2

181 15 17
                                    

~ Üç Ay Sonra ~

Telefonum çalınca yorganın içinde telefonu bulmaya çalıştım.
Uzun uğraşlar sonucu yaklaşık beş saniye falan telefonu bulmuştum.

Kim olduğuna bakmadan aramayı cevaplandırdım.

Derek : Efendim?
Diana : Derek? Uyandırdım mı?

Telefonu kulağımdan çekip saate baktım.
Saat 02.00 di.

Derek : Hayır, gözümü dinlendiriyordum.

Dediğime güldü ve konuştu.

Diana : Ben dışarı çıkacağım... Sende gelmek ister misin diye soracaktım...
Derek : Ne zamana?
Diana : On dakika?
Derek : On dakikaya evin önündeyim.

Aramayı kapatıp hızla eşofmanlarımı çıkardım ve kenarda duran kıyafetkerimi giydim.

Havalar sıcak olduğu için siyah hırkamı aldım ve evden çıktım.
Bir kaç dakika ardından Diana'da evden çıkmıştı.
Gülümsedi ve ellerini hırkasının cebine sokarak yanıma geldi.

" Nereye gidiyoruz?"
" Neden fısıldıyorsun?"

Benim fısıldamama karşılık o da fısıldayınca güldüm ve tekrar fısıldayarak konuştum.

" Cora uyanık olabilir, kuyruk olmasını istemem."
" O zaman yürümeye başlasak iyi olur."

Onu onaylayıp yürümeye başladık.

" Nereye gidiyoruz? "
" Sahile gitmeyi düşünmüştüm aslında..."

Onu onaylayıp sessizce ilerlemeye başladık.
Konuşmayacağını anlayınca konuşmaya başladım.

" Sen iyi misin? "

Kafasını kaldırıp bana baktı.
Derin nefes aldı ve konuşmaya başladı.

" Seni sevmeyen birini rüyanda gördün mü? "

Devam edeceğini anlayınca cevap vermedim.

" Son zamanlarda sürekli birini görüyorum, sanki bana ihtiyacı varmış gibi. "
" Belkide... O kişiyle konuşmalısın?"

Ne diyeceğimi bilememiştim.
Boş bir banka oturunca sadece denizin sesi vardı.

" O kişi senden nefret ediyorsa, yine de konuşur muydun? "

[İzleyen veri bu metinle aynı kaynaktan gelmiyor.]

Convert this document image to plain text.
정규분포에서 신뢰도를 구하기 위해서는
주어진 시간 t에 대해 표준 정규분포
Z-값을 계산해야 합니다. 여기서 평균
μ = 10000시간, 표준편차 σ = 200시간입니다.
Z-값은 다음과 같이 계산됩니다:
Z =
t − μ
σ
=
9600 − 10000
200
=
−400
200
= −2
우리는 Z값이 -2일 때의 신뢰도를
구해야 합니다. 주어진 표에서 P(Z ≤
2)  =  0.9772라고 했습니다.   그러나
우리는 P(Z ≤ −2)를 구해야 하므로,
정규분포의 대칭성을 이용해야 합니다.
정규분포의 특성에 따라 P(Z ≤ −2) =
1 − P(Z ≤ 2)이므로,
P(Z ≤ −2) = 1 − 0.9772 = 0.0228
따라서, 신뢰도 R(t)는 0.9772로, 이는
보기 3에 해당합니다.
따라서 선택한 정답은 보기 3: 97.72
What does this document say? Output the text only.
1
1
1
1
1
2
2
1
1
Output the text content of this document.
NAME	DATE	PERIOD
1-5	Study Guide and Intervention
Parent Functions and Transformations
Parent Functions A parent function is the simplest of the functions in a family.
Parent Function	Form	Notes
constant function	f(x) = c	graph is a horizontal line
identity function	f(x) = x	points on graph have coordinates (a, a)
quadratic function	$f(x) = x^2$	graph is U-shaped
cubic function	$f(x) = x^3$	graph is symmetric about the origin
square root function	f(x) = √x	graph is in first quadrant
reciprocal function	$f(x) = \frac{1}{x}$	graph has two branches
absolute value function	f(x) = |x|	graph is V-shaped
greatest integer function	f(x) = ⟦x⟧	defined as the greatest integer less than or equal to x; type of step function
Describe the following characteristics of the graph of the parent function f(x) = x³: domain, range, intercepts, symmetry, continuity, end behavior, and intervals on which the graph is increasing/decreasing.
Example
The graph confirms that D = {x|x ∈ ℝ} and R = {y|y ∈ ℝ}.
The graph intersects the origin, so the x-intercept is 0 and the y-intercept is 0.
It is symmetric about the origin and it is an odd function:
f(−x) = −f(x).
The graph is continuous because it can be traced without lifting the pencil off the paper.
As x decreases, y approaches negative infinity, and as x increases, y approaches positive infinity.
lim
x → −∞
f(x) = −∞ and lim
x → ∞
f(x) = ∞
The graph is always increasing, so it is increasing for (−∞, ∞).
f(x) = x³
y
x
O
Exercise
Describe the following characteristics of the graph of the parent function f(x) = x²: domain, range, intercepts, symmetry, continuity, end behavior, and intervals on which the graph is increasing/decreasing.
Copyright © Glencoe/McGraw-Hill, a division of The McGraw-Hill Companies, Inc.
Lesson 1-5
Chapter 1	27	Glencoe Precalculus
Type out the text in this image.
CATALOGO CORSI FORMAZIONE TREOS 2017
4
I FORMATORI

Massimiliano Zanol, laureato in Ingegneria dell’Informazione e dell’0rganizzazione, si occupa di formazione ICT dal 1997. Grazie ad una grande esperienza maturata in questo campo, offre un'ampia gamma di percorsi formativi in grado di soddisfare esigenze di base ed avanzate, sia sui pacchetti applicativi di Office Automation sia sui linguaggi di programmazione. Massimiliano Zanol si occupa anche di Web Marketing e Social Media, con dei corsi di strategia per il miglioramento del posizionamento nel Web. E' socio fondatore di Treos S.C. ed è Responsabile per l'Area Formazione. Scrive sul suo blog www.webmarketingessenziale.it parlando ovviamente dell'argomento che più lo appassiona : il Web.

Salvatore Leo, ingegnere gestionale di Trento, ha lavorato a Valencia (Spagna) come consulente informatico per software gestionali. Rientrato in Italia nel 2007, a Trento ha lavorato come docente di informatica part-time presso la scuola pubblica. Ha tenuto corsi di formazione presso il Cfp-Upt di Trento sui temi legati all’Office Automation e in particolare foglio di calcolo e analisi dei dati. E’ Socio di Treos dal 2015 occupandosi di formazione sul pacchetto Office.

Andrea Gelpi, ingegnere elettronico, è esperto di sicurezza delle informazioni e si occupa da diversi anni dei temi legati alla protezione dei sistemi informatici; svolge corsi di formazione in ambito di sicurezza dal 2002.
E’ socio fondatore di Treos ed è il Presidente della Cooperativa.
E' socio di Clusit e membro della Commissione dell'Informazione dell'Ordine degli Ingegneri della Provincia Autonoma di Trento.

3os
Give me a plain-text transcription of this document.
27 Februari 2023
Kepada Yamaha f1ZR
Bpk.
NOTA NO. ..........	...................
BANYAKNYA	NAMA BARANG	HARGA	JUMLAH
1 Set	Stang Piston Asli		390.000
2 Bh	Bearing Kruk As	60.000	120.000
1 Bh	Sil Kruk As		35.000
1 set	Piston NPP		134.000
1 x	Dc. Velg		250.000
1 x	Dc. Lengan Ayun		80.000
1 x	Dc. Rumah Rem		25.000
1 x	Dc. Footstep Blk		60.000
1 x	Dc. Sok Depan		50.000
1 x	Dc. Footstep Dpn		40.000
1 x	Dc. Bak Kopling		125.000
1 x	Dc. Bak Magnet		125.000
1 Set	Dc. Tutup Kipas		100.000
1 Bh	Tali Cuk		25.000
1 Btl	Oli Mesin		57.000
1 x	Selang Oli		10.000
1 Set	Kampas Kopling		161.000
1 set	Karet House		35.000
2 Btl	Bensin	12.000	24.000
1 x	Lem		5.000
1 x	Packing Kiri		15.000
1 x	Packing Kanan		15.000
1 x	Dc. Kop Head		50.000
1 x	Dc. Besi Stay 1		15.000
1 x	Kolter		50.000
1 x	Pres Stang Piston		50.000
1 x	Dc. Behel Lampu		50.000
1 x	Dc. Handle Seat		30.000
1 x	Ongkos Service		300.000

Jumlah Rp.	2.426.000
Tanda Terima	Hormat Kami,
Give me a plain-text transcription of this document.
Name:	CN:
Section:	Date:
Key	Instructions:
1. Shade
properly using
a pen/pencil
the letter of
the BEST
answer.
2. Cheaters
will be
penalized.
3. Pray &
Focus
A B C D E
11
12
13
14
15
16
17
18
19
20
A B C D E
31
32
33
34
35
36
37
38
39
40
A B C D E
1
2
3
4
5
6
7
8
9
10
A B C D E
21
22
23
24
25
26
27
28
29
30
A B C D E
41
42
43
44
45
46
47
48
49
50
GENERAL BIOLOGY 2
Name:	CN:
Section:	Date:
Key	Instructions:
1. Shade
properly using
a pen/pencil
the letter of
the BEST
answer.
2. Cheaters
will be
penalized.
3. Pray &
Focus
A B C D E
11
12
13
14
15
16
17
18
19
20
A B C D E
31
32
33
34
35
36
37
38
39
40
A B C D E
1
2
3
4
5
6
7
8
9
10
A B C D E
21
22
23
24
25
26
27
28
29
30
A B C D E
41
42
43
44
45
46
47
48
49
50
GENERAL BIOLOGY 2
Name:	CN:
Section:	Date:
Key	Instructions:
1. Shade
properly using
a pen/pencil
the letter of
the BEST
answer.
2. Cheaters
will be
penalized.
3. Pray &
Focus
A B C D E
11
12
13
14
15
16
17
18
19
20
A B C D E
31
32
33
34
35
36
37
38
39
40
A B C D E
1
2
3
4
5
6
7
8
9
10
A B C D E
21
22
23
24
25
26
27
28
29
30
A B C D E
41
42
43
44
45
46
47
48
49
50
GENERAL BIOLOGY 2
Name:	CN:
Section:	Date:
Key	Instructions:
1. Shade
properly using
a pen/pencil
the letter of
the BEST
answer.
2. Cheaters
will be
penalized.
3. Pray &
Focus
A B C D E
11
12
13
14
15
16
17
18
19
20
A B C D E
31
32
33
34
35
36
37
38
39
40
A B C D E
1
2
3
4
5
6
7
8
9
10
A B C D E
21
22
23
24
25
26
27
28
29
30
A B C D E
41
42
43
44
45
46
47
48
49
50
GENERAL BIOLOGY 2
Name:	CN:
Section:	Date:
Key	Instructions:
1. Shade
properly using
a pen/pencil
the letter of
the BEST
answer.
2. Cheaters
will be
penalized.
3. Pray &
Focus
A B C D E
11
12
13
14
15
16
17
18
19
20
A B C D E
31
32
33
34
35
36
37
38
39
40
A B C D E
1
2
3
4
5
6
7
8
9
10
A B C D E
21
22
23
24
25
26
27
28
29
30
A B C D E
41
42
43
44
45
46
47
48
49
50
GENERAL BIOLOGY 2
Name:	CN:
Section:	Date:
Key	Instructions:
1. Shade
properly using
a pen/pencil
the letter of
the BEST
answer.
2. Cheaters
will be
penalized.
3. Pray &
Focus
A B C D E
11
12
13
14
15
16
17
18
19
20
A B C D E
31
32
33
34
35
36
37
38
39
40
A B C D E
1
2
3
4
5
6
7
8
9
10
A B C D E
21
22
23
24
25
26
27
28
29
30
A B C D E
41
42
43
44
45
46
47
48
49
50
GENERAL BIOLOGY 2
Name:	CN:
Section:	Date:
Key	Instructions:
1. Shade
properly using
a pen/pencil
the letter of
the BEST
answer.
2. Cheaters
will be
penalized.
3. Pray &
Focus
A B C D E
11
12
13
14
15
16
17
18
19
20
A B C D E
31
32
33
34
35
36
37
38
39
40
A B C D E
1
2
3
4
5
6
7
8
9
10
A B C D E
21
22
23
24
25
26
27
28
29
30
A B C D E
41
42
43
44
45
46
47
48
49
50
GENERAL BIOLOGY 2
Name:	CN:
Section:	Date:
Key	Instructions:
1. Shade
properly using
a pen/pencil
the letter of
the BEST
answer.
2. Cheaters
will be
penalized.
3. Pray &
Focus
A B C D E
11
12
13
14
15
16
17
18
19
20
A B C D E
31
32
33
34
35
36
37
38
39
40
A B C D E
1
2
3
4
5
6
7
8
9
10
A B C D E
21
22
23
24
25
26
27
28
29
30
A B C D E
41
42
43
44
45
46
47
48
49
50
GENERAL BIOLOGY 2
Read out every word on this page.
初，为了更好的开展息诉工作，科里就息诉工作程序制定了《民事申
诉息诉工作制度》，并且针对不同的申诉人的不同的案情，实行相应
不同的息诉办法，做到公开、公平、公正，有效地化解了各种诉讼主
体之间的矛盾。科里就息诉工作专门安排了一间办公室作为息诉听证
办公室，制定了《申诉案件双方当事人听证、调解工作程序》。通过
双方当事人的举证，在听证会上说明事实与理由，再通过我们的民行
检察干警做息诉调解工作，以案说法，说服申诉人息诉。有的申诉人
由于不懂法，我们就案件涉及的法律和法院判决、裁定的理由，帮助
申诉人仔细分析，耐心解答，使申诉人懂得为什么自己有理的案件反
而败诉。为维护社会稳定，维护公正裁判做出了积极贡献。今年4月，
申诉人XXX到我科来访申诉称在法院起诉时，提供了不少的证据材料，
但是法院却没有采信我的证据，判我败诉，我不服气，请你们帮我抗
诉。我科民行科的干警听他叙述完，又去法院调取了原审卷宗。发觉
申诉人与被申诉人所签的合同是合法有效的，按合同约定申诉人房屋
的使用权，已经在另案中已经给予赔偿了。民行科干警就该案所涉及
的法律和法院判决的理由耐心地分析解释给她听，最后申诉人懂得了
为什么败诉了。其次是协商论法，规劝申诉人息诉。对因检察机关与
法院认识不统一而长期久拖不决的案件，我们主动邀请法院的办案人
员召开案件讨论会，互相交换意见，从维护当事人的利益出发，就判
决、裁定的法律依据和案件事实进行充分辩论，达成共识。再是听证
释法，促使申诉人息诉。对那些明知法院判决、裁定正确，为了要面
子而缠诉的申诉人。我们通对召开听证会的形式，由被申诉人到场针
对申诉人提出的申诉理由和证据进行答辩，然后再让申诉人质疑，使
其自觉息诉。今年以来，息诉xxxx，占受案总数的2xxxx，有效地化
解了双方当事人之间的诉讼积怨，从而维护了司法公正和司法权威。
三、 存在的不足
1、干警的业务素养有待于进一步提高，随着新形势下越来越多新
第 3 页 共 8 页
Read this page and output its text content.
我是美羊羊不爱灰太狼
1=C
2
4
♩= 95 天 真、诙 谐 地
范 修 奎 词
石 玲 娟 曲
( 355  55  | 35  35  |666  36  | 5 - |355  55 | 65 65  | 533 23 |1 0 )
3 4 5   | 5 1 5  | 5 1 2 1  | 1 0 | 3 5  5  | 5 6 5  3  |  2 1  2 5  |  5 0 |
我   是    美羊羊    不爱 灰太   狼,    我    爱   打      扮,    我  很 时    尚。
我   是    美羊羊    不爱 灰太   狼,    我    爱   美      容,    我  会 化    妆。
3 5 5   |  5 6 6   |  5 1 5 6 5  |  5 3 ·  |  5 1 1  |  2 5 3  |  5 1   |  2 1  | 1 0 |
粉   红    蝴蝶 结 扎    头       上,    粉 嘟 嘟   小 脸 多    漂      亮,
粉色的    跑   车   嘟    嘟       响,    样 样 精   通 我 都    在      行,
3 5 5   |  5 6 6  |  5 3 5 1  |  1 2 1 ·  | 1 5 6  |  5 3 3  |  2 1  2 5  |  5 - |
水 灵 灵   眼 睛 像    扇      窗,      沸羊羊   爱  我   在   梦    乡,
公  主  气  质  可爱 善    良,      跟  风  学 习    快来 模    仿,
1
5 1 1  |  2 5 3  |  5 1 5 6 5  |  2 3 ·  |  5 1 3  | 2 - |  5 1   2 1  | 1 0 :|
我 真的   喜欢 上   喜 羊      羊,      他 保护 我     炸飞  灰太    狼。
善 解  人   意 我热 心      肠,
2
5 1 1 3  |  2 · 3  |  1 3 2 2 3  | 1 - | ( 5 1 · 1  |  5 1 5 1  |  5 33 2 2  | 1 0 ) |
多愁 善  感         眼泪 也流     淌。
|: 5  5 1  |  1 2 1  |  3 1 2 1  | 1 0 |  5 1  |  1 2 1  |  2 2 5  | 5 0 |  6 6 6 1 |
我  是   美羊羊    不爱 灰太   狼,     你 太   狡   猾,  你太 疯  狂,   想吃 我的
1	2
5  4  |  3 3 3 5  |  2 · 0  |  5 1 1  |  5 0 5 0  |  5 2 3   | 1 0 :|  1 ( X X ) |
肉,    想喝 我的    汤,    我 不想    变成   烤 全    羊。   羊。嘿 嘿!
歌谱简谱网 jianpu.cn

Ona döndüm ve yüzünü inceledim.

" Nefret sebebine bağlı. "
" Annesini öldüren bir canavar olduğunu düşünüyorsa? Ve... Sırf bir canavar olduğu için kız kardeşinin onun varlığından haberi yoksa?"

Şaşkınlıkla ona baktım.
Denize döndüm ve konuştum.

" Hepimiz canavarız, Diana. Bu sana veya bana özel bir şey değil. Hepimiz canavarız. "

Bana döndü ve gülümsedi.
Burnunun ucunun kızardığını görünce gülmüştüm.

" Derek... Sana söylemem gereken bir şey var..."

Kötü bir şey söyleyeceğini fark ettiğimde onu susturdum.

" Bu anı bozma. "
" Ama söylemem gerekiyor-"
" Hayır Diana. "
" Derek be-"

Dudaklarımı dudaklarına bastırdım ve onu susturdum.
Kendiliğinden olmuştu ama pişman olduğum söylenemezdi.

Karşılık vermeyip geri çekildi.
Gözleri dolu bir şekilde bana baktı.

" Ben... Bunu yapamam. "

Hızla yanımdan uzaklaşınca, beni tek başıma bırakmıştı.